“I wish you would like Miss Hale” sounds very much like a subdued confession as to where his affections lay! Notice that he didn’t deny thinking of marrying Margaret. His reply is only that she wouldn’t have him!
Mrs. Thornton gets negative points for her treatment of this soft confession. What a terrible comeback she gives her son! And she even grinds on about how Margaret thinks too highly of herself to have him.
Although Thornton is doubtless hurt by his mother’s caustic, careless replies, he shrugs off the conversation with this remark:
“Well, as I’m just as much convinced of the truth of what you have been saying as you can be; and as I have no thought or expectation of ever asking her to be my wife, you’ll believe me for the future that I’m quite disinterested in speaking about her.”
Again, saying that he doesn’t expect to ever ask her to be his wife doesn’t mean he hasn’t considered the consequences of doing just that. He has, and that is what he is admitting. His logical sense knows Margaret wouldn’t accept him. So he believes he can brush off the attraction to her at this point:
“I’m not a lad, to be cowed by a proud look from a woman, or care for her misunderstanding me and my position. I can laugh at it!”
But he’s not laughing when his passion for Margaret is roused into a furor by the events of the riot. After he declares his love for her and she fiercely rejects him, he’s sent into a spiral of misery.
It’s during his dazed and anguished walk in the countryside after his rejection that we see clearly that he did indeed carry a desire to marry Margaret for quite some time.
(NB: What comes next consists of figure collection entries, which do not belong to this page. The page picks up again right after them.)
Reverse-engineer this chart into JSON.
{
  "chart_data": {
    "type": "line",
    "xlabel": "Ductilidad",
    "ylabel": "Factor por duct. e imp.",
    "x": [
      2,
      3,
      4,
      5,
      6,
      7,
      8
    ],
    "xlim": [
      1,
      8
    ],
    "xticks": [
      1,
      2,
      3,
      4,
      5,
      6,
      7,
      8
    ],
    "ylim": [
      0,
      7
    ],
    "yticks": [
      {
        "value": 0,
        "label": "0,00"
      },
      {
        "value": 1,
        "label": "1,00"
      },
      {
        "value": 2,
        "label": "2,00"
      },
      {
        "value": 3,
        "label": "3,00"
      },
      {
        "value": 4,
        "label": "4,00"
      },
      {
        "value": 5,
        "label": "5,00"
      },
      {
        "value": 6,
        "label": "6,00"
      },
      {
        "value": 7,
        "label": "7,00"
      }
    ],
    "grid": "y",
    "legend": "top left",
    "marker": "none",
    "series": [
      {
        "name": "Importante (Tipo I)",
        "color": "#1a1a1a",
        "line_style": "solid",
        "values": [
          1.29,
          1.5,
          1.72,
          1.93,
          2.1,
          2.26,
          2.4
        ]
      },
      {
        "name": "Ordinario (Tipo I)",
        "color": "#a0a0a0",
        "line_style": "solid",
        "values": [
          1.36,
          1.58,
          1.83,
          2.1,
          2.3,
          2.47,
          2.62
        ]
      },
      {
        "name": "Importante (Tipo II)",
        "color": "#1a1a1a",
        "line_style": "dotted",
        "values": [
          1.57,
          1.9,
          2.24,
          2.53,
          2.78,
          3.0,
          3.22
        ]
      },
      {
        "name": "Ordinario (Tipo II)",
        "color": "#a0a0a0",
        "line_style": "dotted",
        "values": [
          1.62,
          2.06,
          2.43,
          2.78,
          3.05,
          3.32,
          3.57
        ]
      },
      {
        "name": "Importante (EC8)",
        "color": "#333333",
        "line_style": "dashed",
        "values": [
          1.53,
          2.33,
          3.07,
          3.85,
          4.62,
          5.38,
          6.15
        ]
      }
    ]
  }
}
And he’s kicking himself for letting his emotions overtake reason:
He went into the fields, walking briskly, because the sharp motion relieved his mind. He could remember all about it now; the pitiful figure he must have cut; the absurd way in which he had gone and done the very thing he had so often agreed with himself in thinking would be the most foolish thing in the world; and had met with exactly the consequences which, in these wise moods, he had always foretold were certain to follow…”
And there you have it. It’s possible the idea of having Margaret as his wife was planted in his mind the night he had tea at the Hales, but he kept the growing desire safely locked up in his heart, because he knew that she wouldn’t accept him.
Safely locked up, that is, until she threw her arms around him at the riot and he carried her lifeless body up the stairs of his home. Then all his logic couldn’t hold him back from trying his luck.
Although his attempt to win her hand that day was a disaster, maybe—just maybe—his impassioned declarations of love planted the idea of marrying him in Margaret!